We believe that scNET could represent an important tool for single-cell genomics. Through the integration of scRNA-seq data with PPI networks, the scNET framework enhances our understanding of complex biological systems. This capability is particularly valuable in exploring disease pathogenesis, advancing drug discovery and tailoring personalized medicine approaches. The ability of scNET to capture the PPI network is crucial for identifying enriched pathways, potential drug targets and disease-specific biomarkers.

However, there are some limitations that warrant consideration. It is important to note that although PPI networks provide critical insights into gene interactions, they do not provide information on regulatory mechanisms, notably those driven by transcription factors. Thus, the results presented do not fully address the influence of transcription factor-mediated regulatory effects on gene expression. The use of an integrated PPI and protein–DNA interaction (PDI) network may enable a more holistic representation of protein relationships and regulations.

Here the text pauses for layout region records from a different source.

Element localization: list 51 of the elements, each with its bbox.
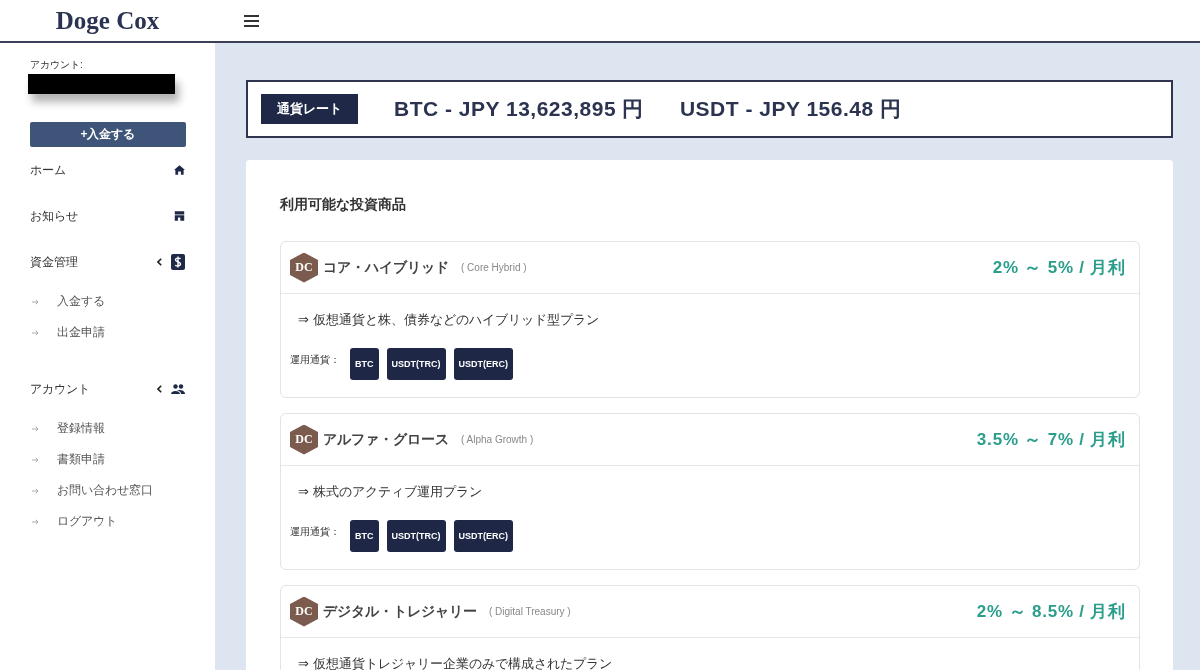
arrow-icon [32, 329, 39, 336]
product-english-name: ( Digital Treasury ) [489, 606, 571, 617]
product-logo: DC [290, 252, 318, 283]
currency-label: 運用通貨： [290, 353, 340, 367]
home-icon [174, 165, 185, 175]
arrow-icon [32, 425, 39, 432]
arrow-icon [32, 298, 39, 305]
product-description: ⇒ 仮想通貨と株、債券などのハイブリッド型プラン [298, 311, 599, 329]
product-logo: DC [290, 596, 318, 627]
monthly-rate: 3.5% ～ 7% / 月利 [976, 429, 1126, 451]
product-logo: DC [290, 424, 318, 455]
currency-label: 運用通貨： [290, 525, 340, 539]
section-title: 利用可能な投資商品 [280, 195, 406, 213]
currency-tag: BTC [350, 348, 379, 380]
nav-subitem[interactable]: ログアウト [0, 506, 215, 537]
nav-subitem[interactable]: お問い合わせ窓口 [0, 475, 215, 506]
nav-subitem[interactable]: 出金申請 [0, 317, 215, 348]
product-name: アルファ・グロース [323, 430, 449, 449]
nav-subitem[interactable]: 書類申請 [0, 444, 215, 475]
arrow-icon [32, 518, 39, 525]
rate-text: BTC - JPY 13,623,895 円 [394, 96, 644, 122]
deposit-button[interactable]: +入金する [30, 122, 186, 147]
arrow-icon [32, 456, 39, 463]
currency-tag: USDT(ERC) [453, 348, 513, 380]
monthly-rate: 2% ～ 5% / 月利 [992, 257, 1126, 279]
currency-tag: USDT(TRC) [386, 348, 446, 380]
people-icon [171, 384, 185, 394]
rate-text: USDT - JPY 156.48 円 [679, 96, 902, 122]
currency-tag: USDT(ERC) [453, 520, 513, 552]
nav-item[interactable]: お知らせ [0, 193, 215, 239]
nav-subitem[interactable]: 登録情報 [0, 413, 215, 444]
brand-logo[interactable]: Doge Cox [55, 6, 160, 35]
currency-tag: BTC [350, 520, 379, 552]
nav-item[interactable]: アカウント [0, 366, 215, 412]
product-name: デジタル・トレジャリー [323, 602, 477, 621]
product-description: ⇒ 株式のアクティブ運用プラン [298, 483, 482, 501]
product-name: コア・ハイブリッド [323, 258, 449, 277]
dollar-icon [171, 254, 185, 270]
currency-tag: USDT(TRC) [386, 520, 446, 552]
nav-item[interactable]: 資金管理 [0, 239, 215, 285]
store-icon [174, 211, 185, 221]
product-english-name: ( Alpha Growth ) [461, 434, 534, 445]
account-label: アカウント: [30, 59, 83, 71]
monthly-rate: 2% ～ 8.5% / 月利 [976, 601, 1126, 623]
product-english-name: ( Core Hybrid ) [461, 262, 527, 273]
rate-badge: 通貨レート [261, 94, 358, 124]
nav-item[interactable]: ホーム [0, 147, 215, 193]
arrow-icon [32, 487, 39, 494]
product-description: ⇒ 仮想通貨トレジャリー企業のみで構成されたプラン [298, 655, 612, 670]
nav-subitem[interactable]: 入金する [0, 286, 215, 317]
menu-icon[interactable] [244, 14, 259, 27]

Over the past five years, the landscape of deep learning applications in scRNA-seq data analysis has evolved rapidly, driven by major technical advancements in large language models (LLMs)5. Current methods4 leverage these developments, focusing on training foundational models on extensive atlas datasets. By contrast, scNET adopts a complementary approach, offering a robust deep learning framework tailored for analyzing novel, small to medium-sized datasets.

Ron Sheinin, Roded Sharan & Asaf Madi

Tel Aviv University, Tel Aviv, Israel

From the editor

“scNET combines single-cell gene expression with protein–protein interaction networks to simultaneously learn gene and cell embeddings for improved downstream applications such as functional gene annotations, and the identification of gene–gene relationships within specific biological contexts.” Arunima Singh, Senior Editor, Nature Methods.

Behind the paper

This project emerged from the combined expertise of the authors, who bring backgrounds in systems immunology, scRNA-seq and biological network analysis. The unique perspectives from these domains, coupled with the understanding that orthogonal complementary information is essential to enrich single-cell analysis, naturally led to the idea of integrating single-cell data with PPI networks to deepen our understanding of cellular and molecular processes. We initially investigated this idea by leveraging PPI networks to pinpoint cellular signaling activation pathways and map cell–cell interactions. Drawing on our experience in the field, we prioritized creating a framework that is not only powerful but also computationally lightweight, ensuring accessibility to researchers with limited computational resources. By making such a tool broadly available, we hope to empower the research community to extract greater insights from their datasets (existing and newly generated alike) and advance the field of single-cell analysis. R.S., R.S. & A.M.